Learning from a lot: Empirical Bayes in high-dimensional prediction settings
Authors: Van de Wiel MA, Münch M, Te Beest D

Empirical Bayes (EB) is widely acknowledged as a useful technique to borrow information across variables of the same type. In the broadest sense it is a collection of techniques which estimate the prior of a parameter from the data, where the prior may also be implicitly defined by a regularization parameter in a frequentist setting. We focus on application of EB to high- dimensional prediction and classification settings, with an emphasis on genomics applications.
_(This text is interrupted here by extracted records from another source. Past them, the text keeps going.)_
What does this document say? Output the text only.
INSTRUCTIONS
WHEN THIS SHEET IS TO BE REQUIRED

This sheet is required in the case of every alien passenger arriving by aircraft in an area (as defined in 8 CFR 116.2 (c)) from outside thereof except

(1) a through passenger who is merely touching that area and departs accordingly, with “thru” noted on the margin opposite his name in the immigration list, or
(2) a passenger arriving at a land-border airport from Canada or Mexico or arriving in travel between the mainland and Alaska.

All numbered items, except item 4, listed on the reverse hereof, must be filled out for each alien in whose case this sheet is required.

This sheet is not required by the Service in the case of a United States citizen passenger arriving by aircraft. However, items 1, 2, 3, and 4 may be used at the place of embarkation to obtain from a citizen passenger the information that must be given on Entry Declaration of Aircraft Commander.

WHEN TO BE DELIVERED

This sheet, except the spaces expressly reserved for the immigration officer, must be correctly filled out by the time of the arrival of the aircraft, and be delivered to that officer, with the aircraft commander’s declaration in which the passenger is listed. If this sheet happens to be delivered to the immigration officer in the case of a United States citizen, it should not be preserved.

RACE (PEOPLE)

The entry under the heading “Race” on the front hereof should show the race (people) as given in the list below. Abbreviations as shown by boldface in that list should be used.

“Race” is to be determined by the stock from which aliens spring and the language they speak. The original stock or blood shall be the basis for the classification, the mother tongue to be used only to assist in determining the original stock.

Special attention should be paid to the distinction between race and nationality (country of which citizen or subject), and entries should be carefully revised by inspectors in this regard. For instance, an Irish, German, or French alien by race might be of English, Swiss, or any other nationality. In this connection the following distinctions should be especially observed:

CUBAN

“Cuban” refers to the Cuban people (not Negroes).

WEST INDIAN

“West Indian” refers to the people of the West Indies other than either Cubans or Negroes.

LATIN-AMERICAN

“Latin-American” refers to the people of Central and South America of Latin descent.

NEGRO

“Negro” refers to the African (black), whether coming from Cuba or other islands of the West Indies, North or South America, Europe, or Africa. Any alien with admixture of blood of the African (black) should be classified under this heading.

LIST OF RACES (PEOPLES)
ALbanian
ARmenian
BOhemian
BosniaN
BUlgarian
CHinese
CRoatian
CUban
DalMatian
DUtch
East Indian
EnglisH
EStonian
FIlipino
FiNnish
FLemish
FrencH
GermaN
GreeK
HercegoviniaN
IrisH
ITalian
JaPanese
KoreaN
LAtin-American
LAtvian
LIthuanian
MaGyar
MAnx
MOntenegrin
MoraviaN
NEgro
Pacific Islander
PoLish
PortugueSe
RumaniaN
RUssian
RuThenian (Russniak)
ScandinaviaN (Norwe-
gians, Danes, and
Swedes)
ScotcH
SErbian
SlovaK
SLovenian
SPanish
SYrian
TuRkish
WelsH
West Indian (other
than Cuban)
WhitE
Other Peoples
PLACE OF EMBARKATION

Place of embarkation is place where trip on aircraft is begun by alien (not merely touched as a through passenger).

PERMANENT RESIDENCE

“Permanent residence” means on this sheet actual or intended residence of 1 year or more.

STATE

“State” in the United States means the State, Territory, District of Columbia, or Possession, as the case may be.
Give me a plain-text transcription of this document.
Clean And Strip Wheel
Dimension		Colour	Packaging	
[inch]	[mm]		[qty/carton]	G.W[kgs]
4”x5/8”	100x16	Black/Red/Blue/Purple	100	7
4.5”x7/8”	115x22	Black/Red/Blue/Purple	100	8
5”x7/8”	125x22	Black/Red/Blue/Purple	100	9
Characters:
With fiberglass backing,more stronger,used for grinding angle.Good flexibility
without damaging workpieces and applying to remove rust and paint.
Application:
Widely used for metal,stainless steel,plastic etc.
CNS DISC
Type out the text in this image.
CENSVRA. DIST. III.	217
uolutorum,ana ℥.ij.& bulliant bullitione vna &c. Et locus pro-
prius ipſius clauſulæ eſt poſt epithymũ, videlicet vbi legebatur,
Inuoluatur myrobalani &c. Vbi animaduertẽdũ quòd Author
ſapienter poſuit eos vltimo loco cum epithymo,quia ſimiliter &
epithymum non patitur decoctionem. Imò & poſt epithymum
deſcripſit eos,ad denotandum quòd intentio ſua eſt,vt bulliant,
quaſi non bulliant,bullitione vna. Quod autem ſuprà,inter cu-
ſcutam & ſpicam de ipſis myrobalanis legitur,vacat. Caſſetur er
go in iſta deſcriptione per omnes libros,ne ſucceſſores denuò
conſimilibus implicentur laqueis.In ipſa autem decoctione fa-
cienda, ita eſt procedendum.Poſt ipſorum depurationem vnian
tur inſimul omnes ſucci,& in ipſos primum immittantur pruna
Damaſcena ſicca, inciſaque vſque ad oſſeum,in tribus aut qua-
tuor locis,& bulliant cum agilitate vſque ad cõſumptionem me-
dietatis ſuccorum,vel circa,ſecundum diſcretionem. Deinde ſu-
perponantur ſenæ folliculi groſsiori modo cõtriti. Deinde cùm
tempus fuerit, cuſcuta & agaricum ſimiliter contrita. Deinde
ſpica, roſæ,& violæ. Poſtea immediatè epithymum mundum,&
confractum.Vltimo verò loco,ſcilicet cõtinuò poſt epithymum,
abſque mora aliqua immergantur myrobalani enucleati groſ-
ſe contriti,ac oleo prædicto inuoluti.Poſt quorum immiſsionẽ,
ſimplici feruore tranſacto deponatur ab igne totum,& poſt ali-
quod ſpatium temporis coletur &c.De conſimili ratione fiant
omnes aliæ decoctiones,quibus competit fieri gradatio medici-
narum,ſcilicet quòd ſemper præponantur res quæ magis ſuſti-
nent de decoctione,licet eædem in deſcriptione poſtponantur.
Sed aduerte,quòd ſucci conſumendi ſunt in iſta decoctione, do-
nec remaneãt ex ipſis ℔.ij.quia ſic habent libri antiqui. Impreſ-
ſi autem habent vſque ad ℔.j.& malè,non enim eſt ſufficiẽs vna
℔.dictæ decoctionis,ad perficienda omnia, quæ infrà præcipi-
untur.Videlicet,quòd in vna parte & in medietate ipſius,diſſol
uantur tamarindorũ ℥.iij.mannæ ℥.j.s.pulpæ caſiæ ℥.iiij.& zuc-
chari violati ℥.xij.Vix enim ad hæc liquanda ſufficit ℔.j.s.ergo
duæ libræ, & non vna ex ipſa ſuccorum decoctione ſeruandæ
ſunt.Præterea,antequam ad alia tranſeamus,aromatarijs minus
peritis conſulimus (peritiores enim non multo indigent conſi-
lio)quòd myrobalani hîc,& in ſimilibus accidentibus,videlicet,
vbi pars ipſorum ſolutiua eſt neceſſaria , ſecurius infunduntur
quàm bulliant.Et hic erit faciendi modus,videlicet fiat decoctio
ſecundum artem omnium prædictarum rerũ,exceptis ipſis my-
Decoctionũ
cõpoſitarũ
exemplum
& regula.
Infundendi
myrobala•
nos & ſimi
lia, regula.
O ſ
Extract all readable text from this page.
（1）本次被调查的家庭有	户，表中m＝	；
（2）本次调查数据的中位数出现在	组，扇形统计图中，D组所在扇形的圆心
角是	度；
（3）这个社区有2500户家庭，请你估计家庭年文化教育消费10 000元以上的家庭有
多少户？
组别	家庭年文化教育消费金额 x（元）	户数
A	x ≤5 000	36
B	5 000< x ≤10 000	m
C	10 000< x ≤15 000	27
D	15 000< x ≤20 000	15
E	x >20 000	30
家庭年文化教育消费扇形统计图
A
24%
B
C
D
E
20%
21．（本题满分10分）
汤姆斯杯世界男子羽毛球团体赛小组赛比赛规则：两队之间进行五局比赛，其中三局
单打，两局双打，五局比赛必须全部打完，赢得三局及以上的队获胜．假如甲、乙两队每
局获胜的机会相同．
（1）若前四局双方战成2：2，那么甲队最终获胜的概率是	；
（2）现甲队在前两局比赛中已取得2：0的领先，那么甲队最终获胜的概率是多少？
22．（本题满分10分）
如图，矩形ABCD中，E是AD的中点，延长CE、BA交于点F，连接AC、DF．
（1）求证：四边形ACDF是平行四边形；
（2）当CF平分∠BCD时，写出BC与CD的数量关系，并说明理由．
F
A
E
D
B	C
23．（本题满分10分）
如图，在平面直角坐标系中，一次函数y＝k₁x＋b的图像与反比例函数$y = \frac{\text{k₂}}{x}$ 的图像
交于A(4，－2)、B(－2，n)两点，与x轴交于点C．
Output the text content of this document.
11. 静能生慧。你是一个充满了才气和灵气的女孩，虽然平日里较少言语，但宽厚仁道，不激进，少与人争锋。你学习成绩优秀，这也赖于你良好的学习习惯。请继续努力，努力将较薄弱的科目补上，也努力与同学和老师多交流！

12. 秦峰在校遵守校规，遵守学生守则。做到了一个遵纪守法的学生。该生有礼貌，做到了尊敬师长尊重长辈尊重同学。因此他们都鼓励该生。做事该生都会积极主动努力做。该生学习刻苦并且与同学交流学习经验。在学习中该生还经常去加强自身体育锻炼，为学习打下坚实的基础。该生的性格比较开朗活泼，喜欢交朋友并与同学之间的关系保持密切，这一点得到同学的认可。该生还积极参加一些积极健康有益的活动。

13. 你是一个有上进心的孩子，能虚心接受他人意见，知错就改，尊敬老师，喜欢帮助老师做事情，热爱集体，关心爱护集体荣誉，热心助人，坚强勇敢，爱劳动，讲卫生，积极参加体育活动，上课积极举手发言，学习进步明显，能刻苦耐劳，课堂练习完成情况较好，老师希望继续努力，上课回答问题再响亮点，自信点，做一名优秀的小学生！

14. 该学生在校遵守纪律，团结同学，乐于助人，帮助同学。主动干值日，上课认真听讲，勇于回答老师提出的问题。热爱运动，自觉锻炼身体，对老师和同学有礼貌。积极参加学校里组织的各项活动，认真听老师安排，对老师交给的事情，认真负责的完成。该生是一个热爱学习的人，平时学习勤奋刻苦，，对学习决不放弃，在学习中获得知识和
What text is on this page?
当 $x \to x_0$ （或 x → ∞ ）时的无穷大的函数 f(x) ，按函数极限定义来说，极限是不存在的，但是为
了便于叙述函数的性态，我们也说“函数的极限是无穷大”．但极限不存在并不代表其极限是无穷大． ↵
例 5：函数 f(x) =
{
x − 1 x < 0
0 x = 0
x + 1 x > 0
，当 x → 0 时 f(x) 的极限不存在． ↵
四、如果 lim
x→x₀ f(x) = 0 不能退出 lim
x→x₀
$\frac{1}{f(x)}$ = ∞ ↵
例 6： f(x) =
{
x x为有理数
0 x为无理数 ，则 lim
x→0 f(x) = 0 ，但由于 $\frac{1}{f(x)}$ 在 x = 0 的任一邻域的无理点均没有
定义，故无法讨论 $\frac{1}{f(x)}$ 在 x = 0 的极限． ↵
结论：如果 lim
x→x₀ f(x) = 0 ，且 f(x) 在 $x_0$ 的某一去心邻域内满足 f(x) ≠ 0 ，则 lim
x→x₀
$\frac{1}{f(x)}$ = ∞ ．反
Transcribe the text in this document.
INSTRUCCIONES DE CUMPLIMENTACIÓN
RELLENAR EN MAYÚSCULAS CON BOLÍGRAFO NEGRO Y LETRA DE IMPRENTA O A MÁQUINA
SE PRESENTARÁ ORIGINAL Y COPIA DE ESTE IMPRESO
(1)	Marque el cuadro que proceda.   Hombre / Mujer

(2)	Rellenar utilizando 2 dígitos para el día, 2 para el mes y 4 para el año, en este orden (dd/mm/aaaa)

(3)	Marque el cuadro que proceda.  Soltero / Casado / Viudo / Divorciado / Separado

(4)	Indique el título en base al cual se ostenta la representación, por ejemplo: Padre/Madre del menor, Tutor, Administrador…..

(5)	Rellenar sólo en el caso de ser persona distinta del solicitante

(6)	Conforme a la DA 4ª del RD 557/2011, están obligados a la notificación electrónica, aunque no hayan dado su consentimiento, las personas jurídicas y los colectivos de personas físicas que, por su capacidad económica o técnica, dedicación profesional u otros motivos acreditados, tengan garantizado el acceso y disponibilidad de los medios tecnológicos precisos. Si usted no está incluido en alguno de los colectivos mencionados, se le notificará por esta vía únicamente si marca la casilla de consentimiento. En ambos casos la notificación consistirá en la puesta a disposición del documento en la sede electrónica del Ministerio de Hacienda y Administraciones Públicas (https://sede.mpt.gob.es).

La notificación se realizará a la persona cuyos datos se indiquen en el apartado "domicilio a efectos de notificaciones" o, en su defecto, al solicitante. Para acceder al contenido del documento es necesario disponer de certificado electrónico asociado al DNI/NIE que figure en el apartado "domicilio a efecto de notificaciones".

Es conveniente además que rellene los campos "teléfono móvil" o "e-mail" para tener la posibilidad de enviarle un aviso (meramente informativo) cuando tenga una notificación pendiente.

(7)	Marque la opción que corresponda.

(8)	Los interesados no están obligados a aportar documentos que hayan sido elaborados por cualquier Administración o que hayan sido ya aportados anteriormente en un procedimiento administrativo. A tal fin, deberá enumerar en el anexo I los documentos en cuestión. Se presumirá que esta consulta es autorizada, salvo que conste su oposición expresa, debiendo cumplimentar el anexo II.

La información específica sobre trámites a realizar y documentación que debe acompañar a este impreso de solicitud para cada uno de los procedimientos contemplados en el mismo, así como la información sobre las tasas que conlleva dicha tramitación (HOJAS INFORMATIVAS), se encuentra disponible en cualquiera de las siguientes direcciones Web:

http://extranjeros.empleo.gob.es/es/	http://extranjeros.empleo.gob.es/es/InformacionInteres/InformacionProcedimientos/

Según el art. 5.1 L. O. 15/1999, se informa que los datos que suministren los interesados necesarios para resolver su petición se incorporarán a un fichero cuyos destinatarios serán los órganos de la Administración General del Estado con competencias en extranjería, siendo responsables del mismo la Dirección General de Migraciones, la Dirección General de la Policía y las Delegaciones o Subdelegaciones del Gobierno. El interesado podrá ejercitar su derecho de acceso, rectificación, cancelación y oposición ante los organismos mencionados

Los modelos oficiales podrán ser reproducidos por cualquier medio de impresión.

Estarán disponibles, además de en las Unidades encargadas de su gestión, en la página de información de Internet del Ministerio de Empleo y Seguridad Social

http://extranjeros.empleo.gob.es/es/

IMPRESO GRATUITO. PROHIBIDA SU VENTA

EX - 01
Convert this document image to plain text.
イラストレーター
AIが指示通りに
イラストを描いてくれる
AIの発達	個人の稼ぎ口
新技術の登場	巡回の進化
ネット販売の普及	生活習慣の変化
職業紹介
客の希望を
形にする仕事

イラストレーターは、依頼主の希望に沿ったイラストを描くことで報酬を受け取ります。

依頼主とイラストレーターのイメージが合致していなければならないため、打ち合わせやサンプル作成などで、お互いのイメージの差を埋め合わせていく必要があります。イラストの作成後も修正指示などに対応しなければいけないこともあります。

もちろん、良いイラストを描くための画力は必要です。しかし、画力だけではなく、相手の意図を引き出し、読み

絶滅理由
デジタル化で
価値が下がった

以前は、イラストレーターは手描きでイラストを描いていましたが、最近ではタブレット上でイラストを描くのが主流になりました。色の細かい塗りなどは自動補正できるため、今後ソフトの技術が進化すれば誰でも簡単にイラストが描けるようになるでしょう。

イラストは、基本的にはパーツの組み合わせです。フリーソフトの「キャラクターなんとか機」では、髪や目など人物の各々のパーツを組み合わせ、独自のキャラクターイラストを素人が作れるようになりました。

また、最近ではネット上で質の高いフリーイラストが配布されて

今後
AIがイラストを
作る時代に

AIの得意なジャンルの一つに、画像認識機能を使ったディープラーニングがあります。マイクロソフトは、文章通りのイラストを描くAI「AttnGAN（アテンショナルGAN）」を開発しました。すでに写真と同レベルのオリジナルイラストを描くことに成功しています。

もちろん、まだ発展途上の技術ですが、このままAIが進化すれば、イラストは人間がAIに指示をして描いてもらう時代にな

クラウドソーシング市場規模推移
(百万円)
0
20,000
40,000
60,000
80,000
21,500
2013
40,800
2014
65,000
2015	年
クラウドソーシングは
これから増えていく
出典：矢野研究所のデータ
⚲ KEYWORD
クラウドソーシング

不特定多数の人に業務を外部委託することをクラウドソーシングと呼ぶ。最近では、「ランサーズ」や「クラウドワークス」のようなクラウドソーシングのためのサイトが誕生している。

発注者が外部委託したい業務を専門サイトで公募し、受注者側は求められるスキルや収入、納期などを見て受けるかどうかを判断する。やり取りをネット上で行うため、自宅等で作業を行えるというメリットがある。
EB is very useful in high-dimensional settings, because it a) avoids cross- validation of multiple tuning parameters; b) allows use of external data to improve predictive performance and variable selection; and c) does generally not ‘over-shrink’ due to the multitude of variables. However, depending on the prediction framework (e.g. penalized regression, discriminant analysis, random forest, etc.), development of EB-based predictors or classifiers may be cumbersome. Therefore, we provide an overview of methods that can be used to apply EB in high-dimensional prediction settings. These methods are based on: i) Laplace and ii) Gibbs-sampling-based approximation of the marginal likelihood; on iii) Moments of the parameters; iv) Univariate effect-size estimates; and v) Bagging multiple predictors. Rather than considering details, we focus on the basic philosophies behind each of the methods. We discuss and illustrate several prediction frameworks to which EB applies. Here, we pay special attention to application of EB to frameworks that allow multiple tuning parameters to either a) bridge sparse and dense situations, such as the elastic net or b) enable incorporating information on a priori defined groups of predictor variables. We illustrate the methods on clinical prediction problems based on modern cancer genomics data sets, including (mi)RNAseq and methylation ones.